だが、他人は自分の思い通りに動きやしない、という事を、コイツはもっと知っておくべきだった。
或いは、俺達に相談できていたなら、もう少し上手い方法も思い付けたかも知れない。
自身の功を焦り、大々的に喧伝してしまった、これはその対価というべきところだろうか。
「……ん、待てよ。
って事はアレか、オマエ、その話を聞いて、慌てて家を飛び出してここに来たって事か?」
「そ、そうだ、その通りだ!
このまま戦争になれば、争い合うことになる。
そうなれば例の神器とやらの回収も難しくなるだろうし、パッピルも向こうに帰ってしまうだろう!
これはお前達にも重要な話だと思ってな!
誰にも見られぬように、急いで駆けつけたのだ!」
あぁ、それで早く閉めろと喚いた訳か。
ただ、その思考が現実逃避だと考え直す。
コイツ、掛け値無しのクソド地雷を踏みやがった。
そんなモンを聞いて慌てて逃げ出せば、誰もが不審に思う。
そして、現ダニエル家の当主は真っ先に気付くだろう。
実の息子の、向こうの世界にコネクションがあるかも知れないメリットと、これからやろうとしている事の漏洩というデメリット。

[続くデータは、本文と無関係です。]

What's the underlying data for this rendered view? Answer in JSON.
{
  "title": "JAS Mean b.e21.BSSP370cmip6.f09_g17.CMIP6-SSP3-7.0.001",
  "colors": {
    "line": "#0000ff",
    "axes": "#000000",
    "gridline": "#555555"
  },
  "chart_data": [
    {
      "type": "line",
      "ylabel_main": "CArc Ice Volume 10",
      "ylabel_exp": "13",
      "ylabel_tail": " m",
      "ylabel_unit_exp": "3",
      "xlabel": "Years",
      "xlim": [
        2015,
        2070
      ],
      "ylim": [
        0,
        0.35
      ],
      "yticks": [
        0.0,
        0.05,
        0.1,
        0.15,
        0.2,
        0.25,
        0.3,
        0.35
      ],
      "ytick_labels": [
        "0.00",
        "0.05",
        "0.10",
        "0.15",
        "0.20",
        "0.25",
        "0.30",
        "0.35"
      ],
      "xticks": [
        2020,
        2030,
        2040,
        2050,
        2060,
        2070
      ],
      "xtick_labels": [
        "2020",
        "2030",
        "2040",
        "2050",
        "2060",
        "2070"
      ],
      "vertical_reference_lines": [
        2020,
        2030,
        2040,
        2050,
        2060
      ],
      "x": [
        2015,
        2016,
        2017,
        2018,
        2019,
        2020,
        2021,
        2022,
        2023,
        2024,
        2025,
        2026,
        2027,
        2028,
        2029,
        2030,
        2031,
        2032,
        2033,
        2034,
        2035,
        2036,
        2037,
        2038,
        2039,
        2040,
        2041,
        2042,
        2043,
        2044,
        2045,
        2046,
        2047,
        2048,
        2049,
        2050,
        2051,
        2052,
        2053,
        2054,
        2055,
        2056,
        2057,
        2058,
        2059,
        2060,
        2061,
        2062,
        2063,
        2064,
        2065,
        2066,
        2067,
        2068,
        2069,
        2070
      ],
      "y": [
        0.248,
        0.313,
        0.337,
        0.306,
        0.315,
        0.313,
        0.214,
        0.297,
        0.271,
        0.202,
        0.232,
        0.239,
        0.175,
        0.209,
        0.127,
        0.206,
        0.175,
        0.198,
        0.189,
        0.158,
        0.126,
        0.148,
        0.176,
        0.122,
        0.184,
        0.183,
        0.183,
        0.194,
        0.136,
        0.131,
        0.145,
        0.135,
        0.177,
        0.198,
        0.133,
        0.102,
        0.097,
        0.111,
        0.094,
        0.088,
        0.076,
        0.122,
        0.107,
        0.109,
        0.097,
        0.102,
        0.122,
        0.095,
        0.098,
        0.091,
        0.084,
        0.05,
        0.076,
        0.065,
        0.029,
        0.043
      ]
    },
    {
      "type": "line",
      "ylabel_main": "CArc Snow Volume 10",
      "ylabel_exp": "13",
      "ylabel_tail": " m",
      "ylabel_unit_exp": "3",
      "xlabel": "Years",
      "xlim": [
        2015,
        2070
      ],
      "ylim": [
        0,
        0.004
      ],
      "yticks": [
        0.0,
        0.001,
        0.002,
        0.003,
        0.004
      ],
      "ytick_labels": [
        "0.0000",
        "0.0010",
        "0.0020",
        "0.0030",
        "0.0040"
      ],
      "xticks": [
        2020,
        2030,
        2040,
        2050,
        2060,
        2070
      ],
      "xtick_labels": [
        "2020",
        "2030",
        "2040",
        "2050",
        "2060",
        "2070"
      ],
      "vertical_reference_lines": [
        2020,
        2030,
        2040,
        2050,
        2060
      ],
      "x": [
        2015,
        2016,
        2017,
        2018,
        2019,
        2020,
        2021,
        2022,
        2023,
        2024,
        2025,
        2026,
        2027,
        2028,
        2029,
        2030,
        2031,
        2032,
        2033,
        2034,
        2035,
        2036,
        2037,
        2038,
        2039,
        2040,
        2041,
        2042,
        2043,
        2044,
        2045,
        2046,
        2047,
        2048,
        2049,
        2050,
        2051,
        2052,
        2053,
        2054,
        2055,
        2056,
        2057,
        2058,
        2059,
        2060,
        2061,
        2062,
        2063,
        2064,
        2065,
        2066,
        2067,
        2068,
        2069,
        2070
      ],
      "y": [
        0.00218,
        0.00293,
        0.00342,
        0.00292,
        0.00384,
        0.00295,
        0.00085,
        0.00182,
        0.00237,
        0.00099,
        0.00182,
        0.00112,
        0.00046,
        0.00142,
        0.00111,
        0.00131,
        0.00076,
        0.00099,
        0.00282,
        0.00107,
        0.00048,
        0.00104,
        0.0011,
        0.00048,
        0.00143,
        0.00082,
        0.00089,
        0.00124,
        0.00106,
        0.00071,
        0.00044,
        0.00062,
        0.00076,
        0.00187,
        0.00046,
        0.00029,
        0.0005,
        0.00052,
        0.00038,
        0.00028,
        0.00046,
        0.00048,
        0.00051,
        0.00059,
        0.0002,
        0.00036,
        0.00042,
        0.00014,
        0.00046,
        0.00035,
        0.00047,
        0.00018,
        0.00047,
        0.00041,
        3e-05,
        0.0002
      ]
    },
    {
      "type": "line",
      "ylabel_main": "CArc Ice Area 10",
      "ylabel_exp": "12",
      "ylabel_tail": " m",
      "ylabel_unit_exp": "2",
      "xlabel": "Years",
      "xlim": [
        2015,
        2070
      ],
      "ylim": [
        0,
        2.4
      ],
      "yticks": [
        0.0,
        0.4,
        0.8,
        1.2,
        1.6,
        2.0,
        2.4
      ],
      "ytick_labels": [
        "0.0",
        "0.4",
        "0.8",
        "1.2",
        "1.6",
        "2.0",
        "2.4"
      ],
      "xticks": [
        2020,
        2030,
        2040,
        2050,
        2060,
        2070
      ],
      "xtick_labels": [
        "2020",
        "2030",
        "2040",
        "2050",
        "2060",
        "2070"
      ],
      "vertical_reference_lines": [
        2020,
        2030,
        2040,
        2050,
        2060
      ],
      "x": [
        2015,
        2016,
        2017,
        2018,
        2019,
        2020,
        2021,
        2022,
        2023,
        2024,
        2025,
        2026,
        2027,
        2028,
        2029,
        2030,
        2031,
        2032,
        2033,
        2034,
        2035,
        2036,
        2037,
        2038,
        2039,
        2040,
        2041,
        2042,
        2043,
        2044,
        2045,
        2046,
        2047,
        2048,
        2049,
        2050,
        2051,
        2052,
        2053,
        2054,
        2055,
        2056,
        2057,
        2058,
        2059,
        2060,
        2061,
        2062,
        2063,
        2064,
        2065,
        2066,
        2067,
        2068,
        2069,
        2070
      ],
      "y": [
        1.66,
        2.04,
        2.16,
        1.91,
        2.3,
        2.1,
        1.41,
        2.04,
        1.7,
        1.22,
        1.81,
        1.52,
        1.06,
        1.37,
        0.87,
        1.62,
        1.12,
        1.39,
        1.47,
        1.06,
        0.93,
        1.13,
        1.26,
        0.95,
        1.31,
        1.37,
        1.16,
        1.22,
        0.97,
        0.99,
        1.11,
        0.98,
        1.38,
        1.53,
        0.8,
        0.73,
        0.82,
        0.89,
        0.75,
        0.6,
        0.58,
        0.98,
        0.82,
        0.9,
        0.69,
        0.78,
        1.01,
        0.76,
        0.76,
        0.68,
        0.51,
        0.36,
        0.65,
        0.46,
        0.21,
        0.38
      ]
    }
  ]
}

天秤にかけたらどちらに傾くかなんて、誰よりもジャック自身が1番解っているはずだ。
「……お前よぅ、マジで……。」
<セーダイ、この家を中心に囲ム、複数の人間の熱源を感知しマシタ。>
荷造りを終えたらしいパッピルが警告を告げに来る。
あまりにも想像通りすぎて、思わず苦笑いすら出る。
「仕方ねぇ、諦めてパーティでもやるか。」
俺の言葉に、全員がキョトンとした顔になっていた。